The other day this interesting tweet popped into my feed and I think it encapsulates some of the thoughts I have with regard to the relationship with Protestantism, Christianity and modernity.
It's no mean feat to have achieved a literacy rate approaching 100% and an infant mortality rate roughly a third of a city--with all its institutions--that has been in place that two millennia. It's all the more the impressive considering the it was a wilderness sixty years prior.
I had a brief look today at the religious history of Toledo, Ohio and from what I could glean it would appears that Catholicism established the first roots there but it was displaced very early on by waves of Protestant immigrants who were hostile to it. Essentially Toledo was a Protestant dominated town.
Toledo Spain was one of the cultural centers of Catholicism and it's interesting to see that nearly two millenia of learning and culture did not confer upon it any advantage on the issue of infant mortality compared to some backwater in the New World. Now the metric of infant mortality is not simply about how many kids live past a certain age, it also is a metric of paternal misery and sorrow. No matter how you cut it, an improved infant mortality rate is a GOOD thing and less dead children usually means happier parents and siblings with all the subsequent second and third order benefits that accrue. Prosperity doesn't just mean wealth, but allows for better nutrition, housing which leads to less disease and misery.

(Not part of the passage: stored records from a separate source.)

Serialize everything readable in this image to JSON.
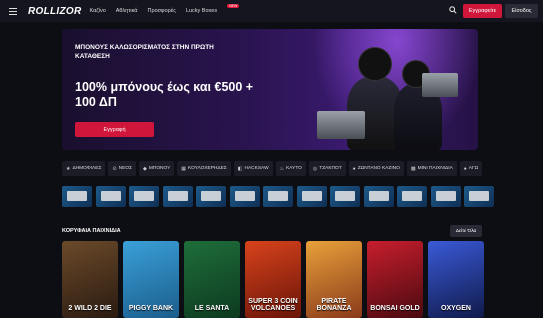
{
  "header": {
    "logo": "ROLLIZOR",
    "nav": [
      "Καζίνο",
      "Αθλητικά",
      "Προσφορές",
      "Lucky Boxes"
    ],
    "new_badge": "NEW",
    "register": "Εγγραφείτε",
    "login": "Είσοδος"
  },
  "banner": {
    "small_title": "ΜΠΟΝΟΥΣ ΚΑΛΩΣΟΡΙΣΜΑΤΟΣ ΣΤΗΝ ΠΡΩΤΗ ΚΑΤΑΘΕΣΗ",
    "big_title": "100% μπόνους έως και €500 + 100 ΔΠ",
    "cta": "Εγγραφή"
  },
  "categories": [
    {
      "icon": "star-icon",
      "label": "ΔΗΜΟΦΙΛΕΣ"
    },
    {
      "icon": "new-icon",
      "label": "ΝΕΟΣ"
    },
    {
      "icon": "bonus-icon",
      "label": "ΜΠΟΝΟΥ"
    },
    {
      "icon": "slots-icon",
      "label": "ΚΟΥΛΟΧΕΡΗΔΕΣ"
    },
    {
      "icon": "provider-icon",
      "label": "HACKSAW"
    },
    {
      "icon": "flame-icon",
      "label": "ΚΑΥΤΟ"
    },
    {
      "icon": "jackpot-icon",
      "label": "ΤΖΑΚΠΟΤ"
    },
    {
      "icon": "live-icon",
      "label": "ΖΩΝΤΑΝΟ ΚΑΖΙΝΟ"
    },
    {
      "icon": "mini-games-icon",
      "label": "MINI ΠΑΙΧΝΙΔΙΑ"
    },
    {
      "icon": "more-icon",
      "label": "ΑΓΩ"
    }
  ],
  "section": {
    "title": "ΚΟΡΥΦΑΙΑ ΠΑΙΧΝΙΔΙΑ",
    "see_all": "Δείτε Όλα"
  },
  "games": [
    {
      "title": "2 WILD 2 DIE",
      "c1": "#6b4a2a",
      "c2": "#2a1a10"
    },
    {
      "title": "PIGGY BANK",
      "c1": "#3aa0d8",
      "c2": "#1b5d8c"
    },
    {
      "title": "LE SANTA",
      "c1": "#1e6e3a",
      "c2": "#0d3a20"
    },
    {
      "title": "SUPER 3 COIN VOLCANOES",
      "c1": "#d8431c",
      "c2": "#6a1408"
    },
    {
      "title": "PIRATE BONANZA",
      "c1": "#e8a13a",
      "c2": "#8a3a1a"
    },
    {
      "title": "BONSAI GOLD",
      "c1": "#c71e2d",
      "c2": "#4a0a10"
    },
    {
      "title": "OXYGEN",
      "c1": "#3a5ad8",
      "c2": "#101a4a"
    }
  ]
}
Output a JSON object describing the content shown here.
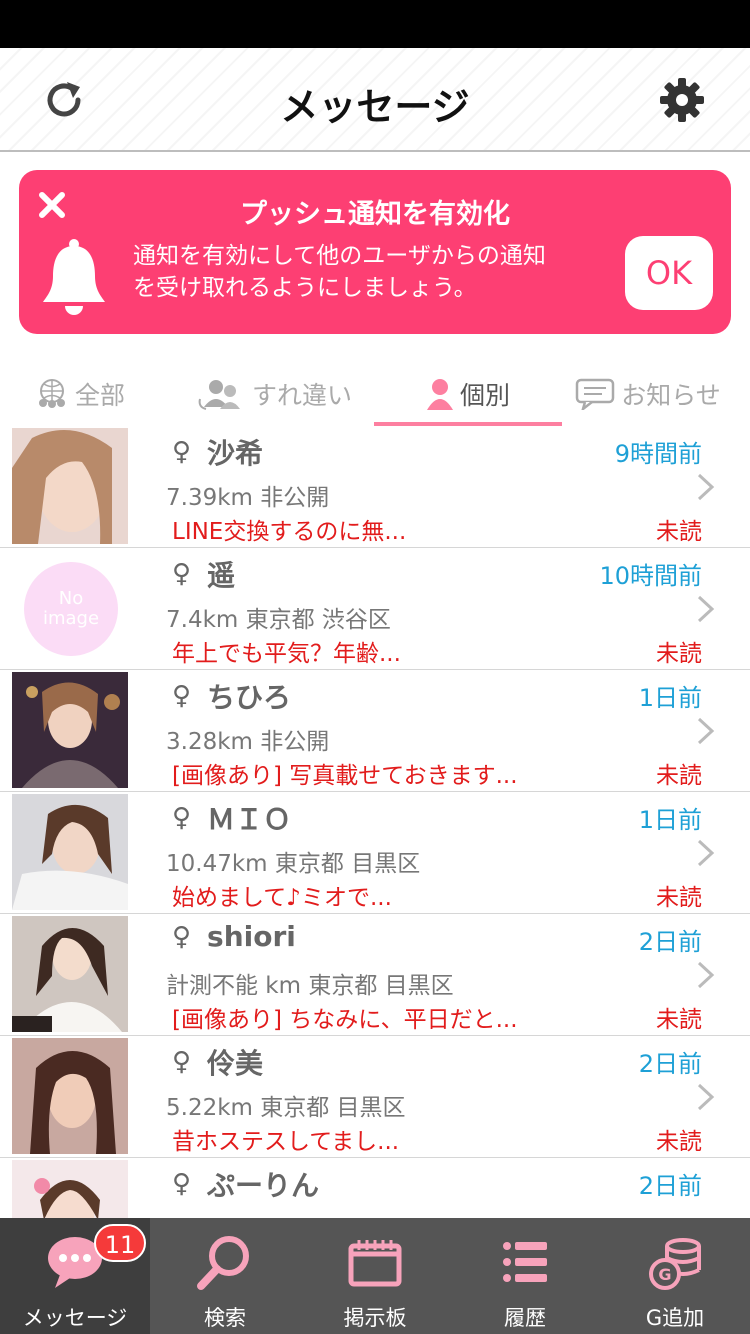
{
  "header": {
    "title": "メッセージ"
  },
  "push_banner": {
    "title": "プッシュ通知を有効化",
    "line1": "通知を有効にして他のユーザからの通知",
    "line2": "を受け取れるようにしましょう。",
    "ok_label": "OK"
  },
  "tabs": [
    {
      "label": "全部",
      "icon": "group-globe-icon"
    },
    {
      "label": "すれ違い",
      "icon": "passing-users-icon"
    },
    {
      "label": "個別",
      "icon": "person-icon",
      "active": true
    },
    {
      "label": "お知らせ",
      "icon": "chat-bubble-icon"
    }
  ],
  "messages": [
    {
      "name": "沙希",
      "time": "9時間前",
      "info": "7.39km  非公開",
      "preview": "LINE交換するのに無...",
      "status": "未読"
    },
    {
      "name": "遥",
      "time": "10時間前",
      "info": "7.4km  東京都 渋谷区",
      "preview": "年上でも平気？年齢...",
      "status": "未読",
      "no_image": true,
      "no_image_text1": "No",
      "no_image_text2": "image"
    },
    {
      "name": "ちひろ",
      "time": "1日前",
      "info": "3.28km  非公開",
      "preview": "[画像あり] 写真載せておきます...",
      "status": "未読"
    },
    {
      "name": "ＭＩＯ",
      "time": "1日前",
      "info": "10.47km  東京都 目黒区",
      "preview": "始めまして♪ミオで...",
      "status": "未読"
    },
    {
      "name": "shiori",
      "time": "2日前",
      "info": "計測不能 km  東京都 目黒区",
      "preview": "[画像あり] ちなみに、平日だと...",
      "status": "未読"
    },
    {
      "name": "伶美",
      "time": "2日前",
      "info": "5.22km  東京都 目黒区",
      "preview": "昔ホステスしてまし...",
      "status": "未読"
    },
    {
      "name": "ぷーりん",
      "time": "2日前",
      "info": "",
      "preview": "",
      "status": ""
    }
  ],
  "female_symbol": "♀",
  "tabbar": {
    "items": [
      {
        "label": "メッセージ",
        "icon": "chat-bubble-icon",
        "badge": "11"
      },
      {
        "label": "検索",
        "icon": "search-icon"
      },
      {
        "label": "掲示板",
        "icon": "bulletin-board-icon"
      },
      {
        "label": "履歴",
        "icon": "list-icon"
      },
      {
        "label": "G追加",
        "icon": "coins-icon"
      }
    ]
  },
  "colors": {
    "accent_pink": "#fd3f73",
    "time_blue": "#1ea0d6",
    "unread_red": "#e21c1c",
    "tabbar": "#555555"
  }
}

The issue here is why wasn't Toledo, Spain--with its head-start in learning and culture--able to translate that into practical improvements with regard to the day to day life of its citizens.
It's this blog's contention that it was the Catholic/Protestant divide that explains a lot of the performance differential.
Since my blogging has been light over the past year I thought I would just use this post to recap some of the ideas I want to propose. Namely:
1) That the Catholic world while originating modernity was unable to implement it.
2) The Protestant world while initially rejecting modernity was able to harness it and control it till the sixties.
3) The theological changes within Protestantism, especially in the late 19th Century set into train events that would undermine it, so that by the Mid 20th C, mainline Protestantism--the Protestantism that was embraced by the senior managerial class who were the captains of modernity--had repudiated many of its original moral and theological beliefs.
4) The void left by this collapse was filled by a secular humanism unmoored from any fixed moral principle.
5) Catholicism has been peripheral to this turn of events.
6) The collapse of the faith in all of the West has come about from a "de-gracing" of it.
7) Since Grace is the foundation of Faith, any theological, philosophical, political or cultural movement that is not calibrated to the Will of the Christian God will fail.